I am suggesting that in an ordinary constituency, where there is a live electorate and live representation, such things are more likely to be attended to. In a tremendous number of things of that kind much would have been done, in the ordinary way, in the City of London, if it were attached to one of those other places. Although we value the traditions of the City, there is often far too much tradition and far too little action.

Now I will deal with the really practical aspects of the matter, which rest on the business vote. To apply the principle "one man, one vote," which is dear, I think, to the heart of most people, means that the whole case for separate representation for the City falls to the ground. Reference has been made to the fact that the people who live there are largely caretakers and other people who are looking after City buildings. To my certain knowledge a very large proportion, by far the larger proportion, of them are supporters of the present Government. It shows the strict impartiality of the present Government that they are not accepting the Amendment which would merely mean having another representative on these benches, and not one upon the benches opposite. It cannot be successfully contended that there should be a separate constituency for that tiny electorate.

The whole case put from the other side of the Committee rests almost entirely upon tradition; no real case has been put forward. There is magic in the name "The City of London." That magic rests upon realities. Nothing that this House can do will remove those realities. The tradition and the history of the City of London have been built up by the people who live there and who go there to work. The name will still be there and the spirit will still be there, the heart of the British people.

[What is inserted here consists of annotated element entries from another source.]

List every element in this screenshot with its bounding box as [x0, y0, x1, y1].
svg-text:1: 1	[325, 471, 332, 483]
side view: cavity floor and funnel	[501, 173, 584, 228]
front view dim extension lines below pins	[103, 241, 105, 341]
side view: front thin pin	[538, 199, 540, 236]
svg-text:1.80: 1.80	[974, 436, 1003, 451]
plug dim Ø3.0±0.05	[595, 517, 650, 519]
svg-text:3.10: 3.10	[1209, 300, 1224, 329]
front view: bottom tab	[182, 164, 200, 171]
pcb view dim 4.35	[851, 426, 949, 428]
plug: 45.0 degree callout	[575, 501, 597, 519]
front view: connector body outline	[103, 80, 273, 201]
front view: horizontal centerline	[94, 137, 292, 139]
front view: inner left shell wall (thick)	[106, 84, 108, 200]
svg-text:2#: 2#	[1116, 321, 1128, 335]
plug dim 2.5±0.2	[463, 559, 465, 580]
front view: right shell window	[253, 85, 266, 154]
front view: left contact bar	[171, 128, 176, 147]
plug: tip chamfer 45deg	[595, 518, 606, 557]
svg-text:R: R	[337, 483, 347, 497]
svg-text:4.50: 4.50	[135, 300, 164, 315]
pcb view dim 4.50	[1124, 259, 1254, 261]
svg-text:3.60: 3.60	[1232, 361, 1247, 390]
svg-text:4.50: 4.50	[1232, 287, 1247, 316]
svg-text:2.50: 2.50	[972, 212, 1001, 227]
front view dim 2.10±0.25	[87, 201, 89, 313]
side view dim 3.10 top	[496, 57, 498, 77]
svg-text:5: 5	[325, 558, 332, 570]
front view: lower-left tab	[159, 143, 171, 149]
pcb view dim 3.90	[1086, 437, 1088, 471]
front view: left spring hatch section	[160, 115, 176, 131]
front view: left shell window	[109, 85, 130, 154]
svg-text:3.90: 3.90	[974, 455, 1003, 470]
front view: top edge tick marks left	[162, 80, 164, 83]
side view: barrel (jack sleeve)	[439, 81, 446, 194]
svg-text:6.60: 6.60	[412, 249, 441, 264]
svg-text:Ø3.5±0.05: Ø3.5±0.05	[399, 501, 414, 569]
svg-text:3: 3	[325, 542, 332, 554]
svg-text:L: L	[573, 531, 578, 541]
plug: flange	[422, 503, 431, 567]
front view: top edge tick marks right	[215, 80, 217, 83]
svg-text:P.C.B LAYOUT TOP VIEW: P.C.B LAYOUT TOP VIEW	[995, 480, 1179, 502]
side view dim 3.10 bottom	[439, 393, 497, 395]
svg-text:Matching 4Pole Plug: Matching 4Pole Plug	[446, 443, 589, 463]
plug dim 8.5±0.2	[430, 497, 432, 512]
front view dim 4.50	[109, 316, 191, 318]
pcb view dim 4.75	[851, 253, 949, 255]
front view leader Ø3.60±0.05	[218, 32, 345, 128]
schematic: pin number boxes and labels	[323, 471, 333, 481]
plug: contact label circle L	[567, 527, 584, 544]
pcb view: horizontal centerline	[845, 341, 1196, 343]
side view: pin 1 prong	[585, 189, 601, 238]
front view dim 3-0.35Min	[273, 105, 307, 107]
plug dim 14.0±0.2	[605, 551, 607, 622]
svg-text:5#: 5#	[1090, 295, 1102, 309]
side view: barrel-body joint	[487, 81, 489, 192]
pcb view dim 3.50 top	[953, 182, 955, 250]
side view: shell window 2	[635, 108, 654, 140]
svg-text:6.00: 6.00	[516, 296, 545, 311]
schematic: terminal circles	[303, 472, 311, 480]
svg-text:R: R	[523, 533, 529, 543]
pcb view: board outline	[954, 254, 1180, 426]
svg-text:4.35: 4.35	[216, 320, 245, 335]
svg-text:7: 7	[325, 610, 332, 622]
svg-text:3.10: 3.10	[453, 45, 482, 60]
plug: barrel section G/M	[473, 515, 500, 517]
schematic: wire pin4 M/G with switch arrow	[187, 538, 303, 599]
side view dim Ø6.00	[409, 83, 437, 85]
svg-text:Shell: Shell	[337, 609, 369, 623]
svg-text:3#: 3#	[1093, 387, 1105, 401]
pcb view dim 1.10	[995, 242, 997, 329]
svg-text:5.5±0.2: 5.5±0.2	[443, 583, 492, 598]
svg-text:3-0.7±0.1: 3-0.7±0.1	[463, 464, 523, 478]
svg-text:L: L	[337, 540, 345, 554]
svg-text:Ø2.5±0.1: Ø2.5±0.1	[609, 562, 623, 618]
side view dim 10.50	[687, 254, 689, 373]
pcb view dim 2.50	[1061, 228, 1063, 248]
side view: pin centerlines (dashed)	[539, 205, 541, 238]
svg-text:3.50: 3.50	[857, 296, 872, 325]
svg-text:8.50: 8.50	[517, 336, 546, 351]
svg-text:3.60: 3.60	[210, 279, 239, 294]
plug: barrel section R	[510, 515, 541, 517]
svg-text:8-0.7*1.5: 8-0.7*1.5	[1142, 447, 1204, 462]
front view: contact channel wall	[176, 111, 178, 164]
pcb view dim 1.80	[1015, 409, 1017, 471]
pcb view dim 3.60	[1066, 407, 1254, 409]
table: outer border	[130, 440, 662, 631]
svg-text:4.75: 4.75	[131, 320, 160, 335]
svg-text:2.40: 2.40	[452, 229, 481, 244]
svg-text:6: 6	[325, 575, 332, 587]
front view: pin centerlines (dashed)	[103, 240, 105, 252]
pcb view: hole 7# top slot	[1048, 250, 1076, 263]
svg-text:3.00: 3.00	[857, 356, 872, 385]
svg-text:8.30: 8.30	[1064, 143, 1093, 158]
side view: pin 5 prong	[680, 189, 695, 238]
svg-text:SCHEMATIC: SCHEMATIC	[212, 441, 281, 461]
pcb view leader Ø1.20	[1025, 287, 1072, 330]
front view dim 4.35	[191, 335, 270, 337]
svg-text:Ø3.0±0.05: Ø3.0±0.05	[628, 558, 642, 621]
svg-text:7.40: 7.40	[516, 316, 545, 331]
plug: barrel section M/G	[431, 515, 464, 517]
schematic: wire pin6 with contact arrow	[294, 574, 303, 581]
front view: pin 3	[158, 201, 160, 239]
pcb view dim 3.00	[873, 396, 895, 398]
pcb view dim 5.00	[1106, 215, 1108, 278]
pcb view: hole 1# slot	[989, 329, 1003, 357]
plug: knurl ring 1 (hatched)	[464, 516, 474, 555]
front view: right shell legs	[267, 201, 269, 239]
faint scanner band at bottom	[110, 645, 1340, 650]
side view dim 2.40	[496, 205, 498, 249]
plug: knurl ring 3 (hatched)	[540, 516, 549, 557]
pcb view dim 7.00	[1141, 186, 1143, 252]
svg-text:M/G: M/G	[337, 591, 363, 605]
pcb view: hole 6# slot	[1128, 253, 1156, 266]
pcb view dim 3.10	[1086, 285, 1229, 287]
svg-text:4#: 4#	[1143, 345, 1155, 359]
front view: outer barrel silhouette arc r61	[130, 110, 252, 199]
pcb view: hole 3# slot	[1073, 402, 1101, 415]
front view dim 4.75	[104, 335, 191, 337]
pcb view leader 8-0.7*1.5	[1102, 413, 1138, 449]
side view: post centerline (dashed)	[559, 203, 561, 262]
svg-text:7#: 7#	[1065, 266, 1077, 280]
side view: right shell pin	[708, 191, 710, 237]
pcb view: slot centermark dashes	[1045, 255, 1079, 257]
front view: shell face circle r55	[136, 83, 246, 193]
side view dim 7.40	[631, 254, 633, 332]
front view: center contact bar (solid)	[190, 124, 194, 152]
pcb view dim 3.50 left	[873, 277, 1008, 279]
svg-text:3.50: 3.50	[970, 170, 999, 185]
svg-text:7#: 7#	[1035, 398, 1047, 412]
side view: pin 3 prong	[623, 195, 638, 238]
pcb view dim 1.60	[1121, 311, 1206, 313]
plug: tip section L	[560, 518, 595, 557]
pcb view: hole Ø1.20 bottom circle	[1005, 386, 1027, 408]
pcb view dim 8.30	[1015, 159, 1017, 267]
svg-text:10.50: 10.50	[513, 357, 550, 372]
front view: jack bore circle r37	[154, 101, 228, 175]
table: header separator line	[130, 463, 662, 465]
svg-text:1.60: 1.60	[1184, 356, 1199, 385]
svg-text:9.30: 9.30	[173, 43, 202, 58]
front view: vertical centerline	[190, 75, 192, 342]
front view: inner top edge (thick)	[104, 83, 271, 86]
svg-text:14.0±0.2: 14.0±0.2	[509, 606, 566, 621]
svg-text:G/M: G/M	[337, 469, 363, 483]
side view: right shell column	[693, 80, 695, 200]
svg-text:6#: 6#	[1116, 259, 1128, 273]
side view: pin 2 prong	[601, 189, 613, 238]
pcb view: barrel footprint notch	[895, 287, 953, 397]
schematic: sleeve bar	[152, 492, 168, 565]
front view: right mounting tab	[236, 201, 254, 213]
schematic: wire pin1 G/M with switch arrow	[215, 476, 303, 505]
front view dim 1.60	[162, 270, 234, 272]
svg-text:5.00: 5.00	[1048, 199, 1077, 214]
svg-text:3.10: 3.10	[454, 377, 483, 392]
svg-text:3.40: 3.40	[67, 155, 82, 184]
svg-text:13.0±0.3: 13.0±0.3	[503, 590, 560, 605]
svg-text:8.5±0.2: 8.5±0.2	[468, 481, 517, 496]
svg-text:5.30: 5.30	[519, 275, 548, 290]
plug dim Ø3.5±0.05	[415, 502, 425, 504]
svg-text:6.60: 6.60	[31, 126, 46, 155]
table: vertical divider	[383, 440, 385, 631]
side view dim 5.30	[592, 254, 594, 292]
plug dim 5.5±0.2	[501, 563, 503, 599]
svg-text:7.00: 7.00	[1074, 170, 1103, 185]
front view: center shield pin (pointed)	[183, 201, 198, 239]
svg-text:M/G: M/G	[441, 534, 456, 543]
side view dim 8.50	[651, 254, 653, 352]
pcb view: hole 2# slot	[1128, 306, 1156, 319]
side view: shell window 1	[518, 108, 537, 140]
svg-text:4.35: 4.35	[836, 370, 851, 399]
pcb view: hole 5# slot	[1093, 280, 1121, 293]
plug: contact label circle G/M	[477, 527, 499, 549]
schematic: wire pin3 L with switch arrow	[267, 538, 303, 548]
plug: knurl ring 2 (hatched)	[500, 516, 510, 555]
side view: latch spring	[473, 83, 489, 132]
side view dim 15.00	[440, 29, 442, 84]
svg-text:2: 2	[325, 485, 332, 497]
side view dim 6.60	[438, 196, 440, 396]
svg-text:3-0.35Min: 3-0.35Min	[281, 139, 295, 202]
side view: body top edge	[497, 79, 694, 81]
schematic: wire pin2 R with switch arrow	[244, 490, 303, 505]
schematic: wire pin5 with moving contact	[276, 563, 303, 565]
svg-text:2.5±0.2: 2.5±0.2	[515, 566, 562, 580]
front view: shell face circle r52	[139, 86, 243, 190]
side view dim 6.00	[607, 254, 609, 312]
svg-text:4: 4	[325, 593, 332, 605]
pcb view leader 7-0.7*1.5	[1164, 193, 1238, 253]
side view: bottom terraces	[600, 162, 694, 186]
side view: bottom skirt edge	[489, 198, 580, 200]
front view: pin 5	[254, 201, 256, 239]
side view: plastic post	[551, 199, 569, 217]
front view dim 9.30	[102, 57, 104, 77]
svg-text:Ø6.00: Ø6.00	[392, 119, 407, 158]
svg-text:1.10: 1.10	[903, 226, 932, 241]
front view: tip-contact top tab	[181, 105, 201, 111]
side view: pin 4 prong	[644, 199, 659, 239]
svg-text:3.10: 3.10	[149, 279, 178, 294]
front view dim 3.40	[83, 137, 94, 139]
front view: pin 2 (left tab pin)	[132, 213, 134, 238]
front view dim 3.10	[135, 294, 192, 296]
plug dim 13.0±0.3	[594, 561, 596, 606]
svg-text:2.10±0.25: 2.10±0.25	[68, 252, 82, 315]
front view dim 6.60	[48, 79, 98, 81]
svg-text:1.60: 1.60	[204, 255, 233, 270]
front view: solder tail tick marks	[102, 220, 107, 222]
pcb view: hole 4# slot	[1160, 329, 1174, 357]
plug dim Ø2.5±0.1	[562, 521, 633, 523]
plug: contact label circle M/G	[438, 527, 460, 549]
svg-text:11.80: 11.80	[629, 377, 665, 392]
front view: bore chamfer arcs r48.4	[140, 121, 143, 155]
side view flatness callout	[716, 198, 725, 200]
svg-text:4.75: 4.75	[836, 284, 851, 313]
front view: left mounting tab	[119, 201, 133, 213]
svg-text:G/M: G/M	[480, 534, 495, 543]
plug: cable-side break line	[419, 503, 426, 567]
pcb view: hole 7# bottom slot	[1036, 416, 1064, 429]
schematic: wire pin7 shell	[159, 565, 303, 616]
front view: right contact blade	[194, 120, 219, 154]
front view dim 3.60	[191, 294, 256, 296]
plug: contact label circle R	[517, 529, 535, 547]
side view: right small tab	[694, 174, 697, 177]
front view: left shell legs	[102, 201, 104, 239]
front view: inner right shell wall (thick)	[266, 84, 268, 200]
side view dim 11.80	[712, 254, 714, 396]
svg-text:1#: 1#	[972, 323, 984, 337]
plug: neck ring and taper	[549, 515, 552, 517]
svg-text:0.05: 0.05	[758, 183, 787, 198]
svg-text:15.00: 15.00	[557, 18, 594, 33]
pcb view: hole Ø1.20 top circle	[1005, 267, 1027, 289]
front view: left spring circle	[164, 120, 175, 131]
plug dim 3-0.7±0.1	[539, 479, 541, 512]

Things of a somewhat slighting nature have been said about what will happen if the City should be added to Shoreditch, Finsbury, or some other constituency.

I have said that I have a business vote in Shoreditch. I have a business vote in the City of London. On the last Sunday of 1940, I was in Shoreditch. My factory is there and I, with a hundred workers, was living there during the blitz for the purpose of seeing that the place was not destroyed. That night the second Great Fire of London took place, possibly a night of damage greater than that of the first Great Fire of London. After we had attended to our own bit of trouble I went to see what was happening in the City of London. I then realised that when the people had gone away from the City, the heart was taken out of it. I saw the Guildhall burn. Very few people were there—very few of the electors who had a business vote. The people who were there were from Shoreditch and Finsbury. They had gone to see what they could do on that dreadful night.

The preparations for dealing with emergencies of that kind at that time were nothing like as good or complete as they were in Shoreditch and in other London boroughs. I saw the blast wall which was in front of the Guildhall and the desperate attempts of the firemen to push it down to get in with their fire escapes. I saw the locked gates of the church of St. Lawrence Jewry. It absentee caretaker and absentee vicar were not there to unlock those gates. If they had been, the Guildhall might possibly have been saved. After the damage was done, the fire watchers service was built up to proper proportions but on that important night the heart of the City was not there to protect it. The heart of the City is in the people who live and work there and have a real interest in it. That heart will still be preserved if and when the "square mile" with its electors is added to an adjacent area—Shoreditch, Finsbury, or any other which this House might regard as more suitable.

The Amendment should be rejected. By this 1%leasure, the Government are sweeping away the cobwebs which have been accumulating in the City of London. We need a great deal less in the City of patting each other on the back aid saying that we are such very good people, and a great deal more considering how we can really get down to democratic, Parliamentary principles. I hope that the Government will emphatically reject the Amendment.

The CHAIRMAN left the Chair.

Mr. SPEAKER resumed the Chair.

Motion made, and Question proposed, "That this House do now adjourn."—[Mr. Whiteley.]